Over the weekend Burma’s military junta detained National League for Democracy (NLD) leader Aung San Suu Kyi and 19 members of the NLD after their motorcade was attacked by a hostile, junta-supported group.  While the military government has claimed casualties of four dead and 50 injured, more credible reports indicate that dozens may have died in the violence.  After the attack, the junta padlocked the doors of NLD offices around the country, cut phone lines and placed members of NLD leadership under house arrest.  In an effort to pre-emptively quash a student uprising, the junta also closed Burma’s universities over the weekend, just as a new semester was about to begin.

IRI wholly condemns Burma’s ruling military junta for this weekend’s cowardly and pre-meditated attack on Aung San Suu Kyi and Burma’s pro-democracy movement.  This crackdown is a desperate attempt by the junta to discredit Aung San Suu Kyi – the winner of the 1991 Nobel Peace Prize – and thwart once and for all any hope for democracy in Burma.

We urge the military to re-open NLD offices and Burmese universities and expect that the international Red Cross, diplomats and the international press be permitted to meet with the detained NLD members and report on their condition without further delay.  We urge United Nations Special Envoy Razali Ismail to strongly chastise the ruling junta when he conducts his scheduled trip to Burma this week and insist upon meeting privately with Aung San Suu Kyi.
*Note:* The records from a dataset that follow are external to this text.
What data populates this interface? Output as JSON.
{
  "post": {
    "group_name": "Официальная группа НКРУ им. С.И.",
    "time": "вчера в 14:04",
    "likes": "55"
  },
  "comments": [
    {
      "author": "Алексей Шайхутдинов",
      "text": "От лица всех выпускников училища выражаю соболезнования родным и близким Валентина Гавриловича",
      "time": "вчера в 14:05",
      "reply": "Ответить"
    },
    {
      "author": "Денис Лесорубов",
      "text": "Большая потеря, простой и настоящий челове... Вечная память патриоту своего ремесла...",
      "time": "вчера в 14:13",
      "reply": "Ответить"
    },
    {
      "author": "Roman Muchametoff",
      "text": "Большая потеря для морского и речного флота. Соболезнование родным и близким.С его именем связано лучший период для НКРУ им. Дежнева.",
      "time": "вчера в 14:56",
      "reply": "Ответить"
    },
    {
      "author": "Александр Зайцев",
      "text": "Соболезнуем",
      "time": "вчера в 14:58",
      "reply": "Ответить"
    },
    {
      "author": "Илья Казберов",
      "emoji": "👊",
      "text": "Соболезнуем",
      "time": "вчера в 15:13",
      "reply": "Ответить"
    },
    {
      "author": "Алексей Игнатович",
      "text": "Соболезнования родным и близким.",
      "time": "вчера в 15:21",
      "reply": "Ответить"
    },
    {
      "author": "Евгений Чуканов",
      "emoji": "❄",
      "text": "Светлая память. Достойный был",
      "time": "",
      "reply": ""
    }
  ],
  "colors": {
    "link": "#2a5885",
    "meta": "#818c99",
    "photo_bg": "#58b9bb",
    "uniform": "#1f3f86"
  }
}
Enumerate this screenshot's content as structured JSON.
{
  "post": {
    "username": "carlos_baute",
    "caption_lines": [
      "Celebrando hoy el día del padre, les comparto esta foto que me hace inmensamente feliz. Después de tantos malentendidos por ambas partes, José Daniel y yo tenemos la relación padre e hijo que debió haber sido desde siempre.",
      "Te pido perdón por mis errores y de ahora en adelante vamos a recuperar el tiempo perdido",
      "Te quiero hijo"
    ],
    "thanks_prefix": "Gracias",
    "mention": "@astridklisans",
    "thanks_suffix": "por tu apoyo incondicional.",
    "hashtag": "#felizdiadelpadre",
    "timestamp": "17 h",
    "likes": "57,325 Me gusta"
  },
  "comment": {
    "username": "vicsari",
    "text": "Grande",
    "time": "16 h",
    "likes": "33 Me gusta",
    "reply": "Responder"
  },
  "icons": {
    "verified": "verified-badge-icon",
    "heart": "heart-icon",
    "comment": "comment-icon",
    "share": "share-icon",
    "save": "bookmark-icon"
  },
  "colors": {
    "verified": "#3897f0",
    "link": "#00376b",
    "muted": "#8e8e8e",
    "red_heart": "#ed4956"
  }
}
Lastly, IRI urges the United States government, the United Nations and the international community to increase pressure on the military regime to restore democracy to Burma.

The attack represents the military government’s fear of Aung San Suu Kyi’s immense popularity throughout the country.  Despite constant harassment by “agents of the regime,” thousands of Burmese have come out to greet her during recent trips to re-open NLD offices around the country.  Aung San Suu Kyi’s NLD party won more than 82 percent of the seats in parliament in the country’s 1990 general election, but the military junta has yet to recognize their legitimate mandate to rule.

Aung San Suu Kyi has been placed under house arrest several times over the past 13 years and was released from her last house detention in May 2002.  Her release and subsequent permission to travel on behalf of the NLD was a part of United Nations-brokered confidence building talks between Aung San Suu Kyi and the junta.  Talks between the sides have all but ceased in the past year.  United Nations envoy Razali Ismail is scheduled to visit Burma this week to try and jumpstart the stalled dialogue.  This past weekend’s events clearly illustrate the junta’s disregard for genuine dialogue and national reconciliation.  The only way the junta can restore what little credibility they have left is to put the welfare of the Burmese people before their own self-preservation, engage in a political dialogue with Aung San Suu Kyi and set the country on a course for democracy.

IRI has been working with Burma’s pro-democracy movement since 1992.